De nombreuses classes d’applications modernes avec données massives, comme le commerce en ligne, les réseaux sociaux ou les moteurs de recherche, nécessitent, en plus des traditionnels serveurs d’applications et des bases de données SQL, une couche de mémoire cache avec des serveurs NoSQL, afin d’assurer la mise à l’échelle et des temps de réponse raisonnables.

La plupart de ces applications utilisent donc des grappes de serveurs de cache en mémoire vive, comme Redis ou memcached, se basant le plus souvent sur de simples systèmes clés valeurs (KVS ou key-value store).

Utiliser de la mémoire vive permet de réduire au maximum la latence. Revers de la médaille, la DRAM est très coûteuse, consomme beaucoup d’énergie et chauffe.
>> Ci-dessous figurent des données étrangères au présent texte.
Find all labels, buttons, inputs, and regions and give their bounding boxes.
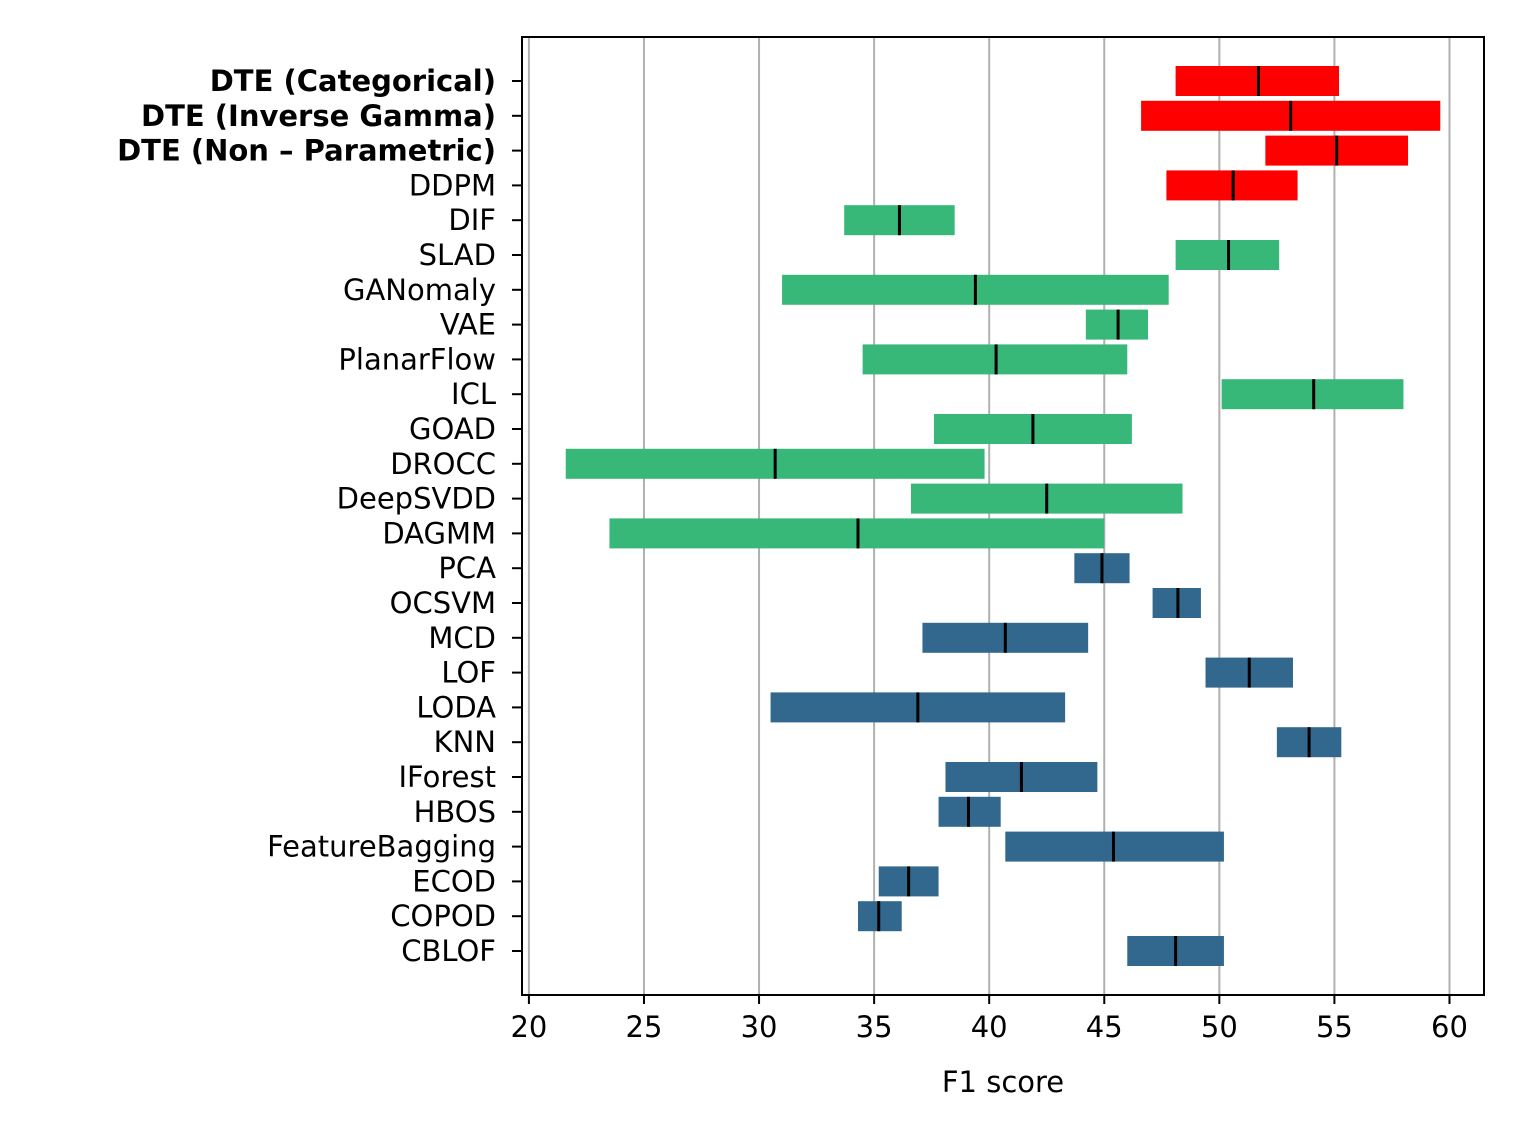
x-tick-label: 35 <box>856 1010 893 1044</box>
y-tick-label: DTE (Inverse Gamma) <box>141 99 496 133</box>
x-tick-label: 40 <box>971 1010 1008 1044</box>
y-tick-label: CBLOF <box>401 934 496 968</box>
y-tick-label: MCD <box>428 621 496 655</box>
x-axis-title: F1 score <box>942 1065 1064 1099</box>
bars <box>565 66 1441 966</box>
x-tick-label: 30 <box>741 1010 778 1044</box>
y-tick-label: DIF <box>448 203 496 237</box>
y-tick-label: DeepSVDD <box>337 482 496 516</box>
y-tick-label: GANomaly <box>343 273 496 307</box>
y-tick-label: COPOD <box>390 899 496 933</box>
y-tick-label: PCA <box>438 551 496 585</box>
y-tick-label: FeatureBagging <box>267 830 496 864</box>
plot-area-frame <box>521 36 1485 996</box>
x-tick-label: 50 <box>1201 1010 1238 1044</box>
y-tick-label: VAE <box>440 308 496 342</box>
y-axis-ticks: DTE (Categorical)DTE (Inverse Gamma)DTE … <box>117 64 522 968</box>
y-tick-label: LODA <box>416 690 496 724</box>
grid-lines <box>527 37 1451 995</box>
y-tick-label: IForest <box>398 760 496 794</box>
x-tick-label: 60 <box>1431 1010 1468 1044</box>
y-tick-label: ECOD <box>412 864 496 898</box>
x-tick-label: 45 <box>1086 1010 1123 1044</box>
y-tick-label: DTE (Categorical) <box>210 64 496 98</box>
y-tick-label: GOAD <box>409 412 496 446</box>
y-tick-label: PlanarFlow <box>338 342 496 376</box>
y-tick-label: DTE (Non – Parametric) <box>117 134 496 168</box>
y-tick-label: HBOS <box>414 795 496 829</box>
y-tick-label: DAGMM <box>382 516 496 550</box>
y-tick-label: SLAD <box>419 238 496 272</box>
y-tick-label: KNN <box>434 725 496 759</box>
y-tick-label: LOF <box>441 656 496 690</box>
y-tick-label: DROCC <box>390 447 496 481</box>
y-tick-label: DDPM <box>409 168 496 202</box>
x-tick-label: 20 <box>510 1010 547 1044</box>
x-axis-ticks: 20 25 30 35 40 45 50 55 60 <box>510 995 1468 1044</box>
y-tick-label: ICL <box>451 377 496 411</box>
x-tick-label: 25 <box>626 1010 663 1044</box>
y-tick-label: OCSVM <box>390 586 496 620</box>
x-tick-label: 55 <box>1316 1010 1353 1044</box>
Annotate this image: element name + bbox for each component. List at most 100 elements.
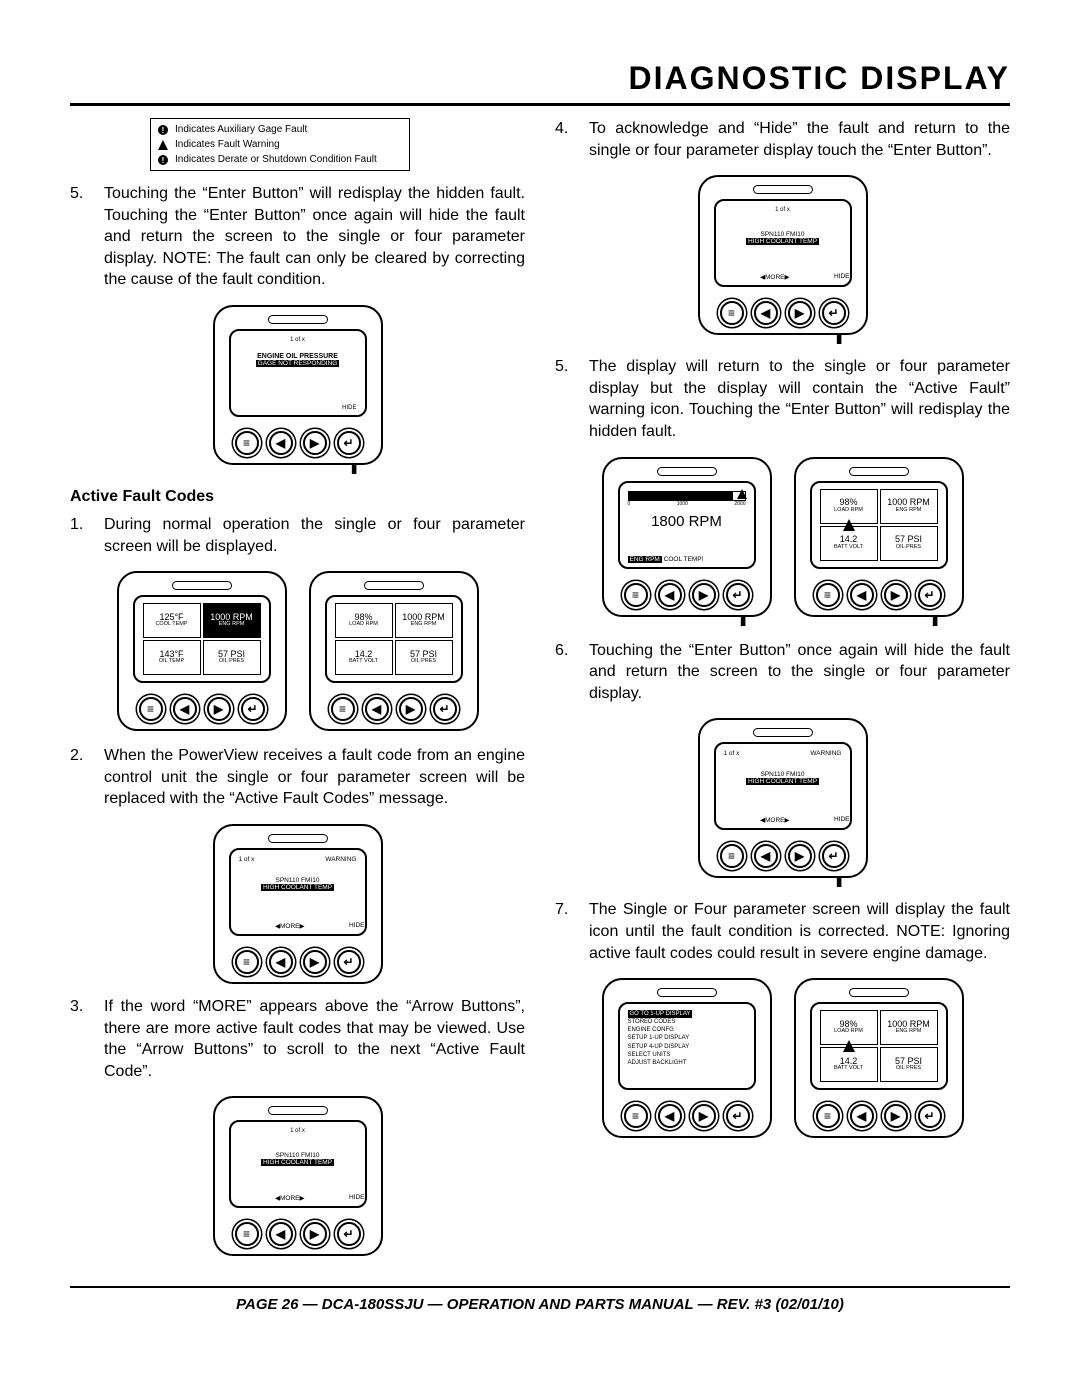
device-screen: 1 of x ENGINE OIL PRESSURE GAGE NOT RESP… xyxy=(229,329,367,417)
right-arrow-button[interactable]: ▶ xyxy=(788,301,812,325)
right-arrow-button[interactable]: ▶ xyxy=(692,1104,716,1128)
menu-button[interactable]: ≡ xyxy=(720,301,744,325)
device-screen: 1 of x SPN110 FMI10 HIGH COOLANT TEMP ◀M… xyxy=(714,199,852,287)
menu-button[interactable]: ≡ xyxy=(720,844,744,868)
item-number: 2. xyxy=(70,745,104,810)
cell-label: BATT VOLT xyxy=(834,545,863,551)
menu-button[interactable]: ≡ xyxy=(331,697,355,721)
cell-label: ENG RPM xyxy=(896,508,922,514)
left-arrow-button[interactable]: ◀ xyxy=(658,583,682,607)
menu-button[interactable]: ≡ xyxy=(816,583,840,607)
right-arrow-button[interactable]: ▶ xyxy=(303,431,327,455)
hide-label: HIDE xyxy=(834,816,850,824)
enter-button[interactable]: ↵ xyxy=(918,583,942,607)
left-arrow-button[interactable]: ◀ xyxy=(754,844,778,868)
list-item: 7. The Single or Four parameter screen w… xyxy=(555,899,1010,964)
warning-label: WARNING xyxy=(325,856,356,863)
left-column: ! Indicates Auxiliary Gage Fault Indicat… xyxy=(70,118,525,1268)
device-illustration: 1 of x SPN110 FMI10 HIGH COOLANT TEMP ◀M… xyxy=(698,175,868,344)
right-arrow-button[interactable]: ▶ xyxy=(399,697,423,721)
device-illustration: 1 of xWARNING SPN110 FMI10 HIGH COOLANT … xyxy=(698,718,868,887)
warning-icon xyxy=(737,489,747,501)
selected-param: ENG RPM xyxy=(628,556,662,563)
list-item: 6. Touching the “Enter Button” once agai… xyxy=(555,640,1010,705)
rpm-value: 1800 RPM xyxy=(628,513,746,530)
device-screen: 98%LOAD RPM 1000 RPMENG RPM 14.2BATT VOL… xyxy=(810,1002,948,1090)
item-text: The display will return to the single or… xyxy=(589,356,1010,442)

L’énergie et le refroidissement sont deux des premières sources de dépenses dans les data centres.

Une équipe de chercheurs du MIT propose une alternative nommée BlueCache, exploitant des serveurs de cache utilisant du stockage Flash et non de la mémoire vive.

Le stockage Flash basé sur des puces NAND possède les avantages suivants sur la mémoire vive volatile :

  • Il est rémanent ;
  • Il consomme jusqu’à 95 % moins d’électricité que la mémoire vive, et chauffe beaucoup moins ;
  • Il est beaucoup plus dense : on peut stocker près de 100 fois plus de données que sur des puces de mémoire.

La difficulté principale est que le stockage Flash est lent comparé à la mémoire vive : en bande passante, où il est typiquement 4 fois plus lent, comme en latence, trois ordres de magnitude supérieure à la latence de la mémoire vive.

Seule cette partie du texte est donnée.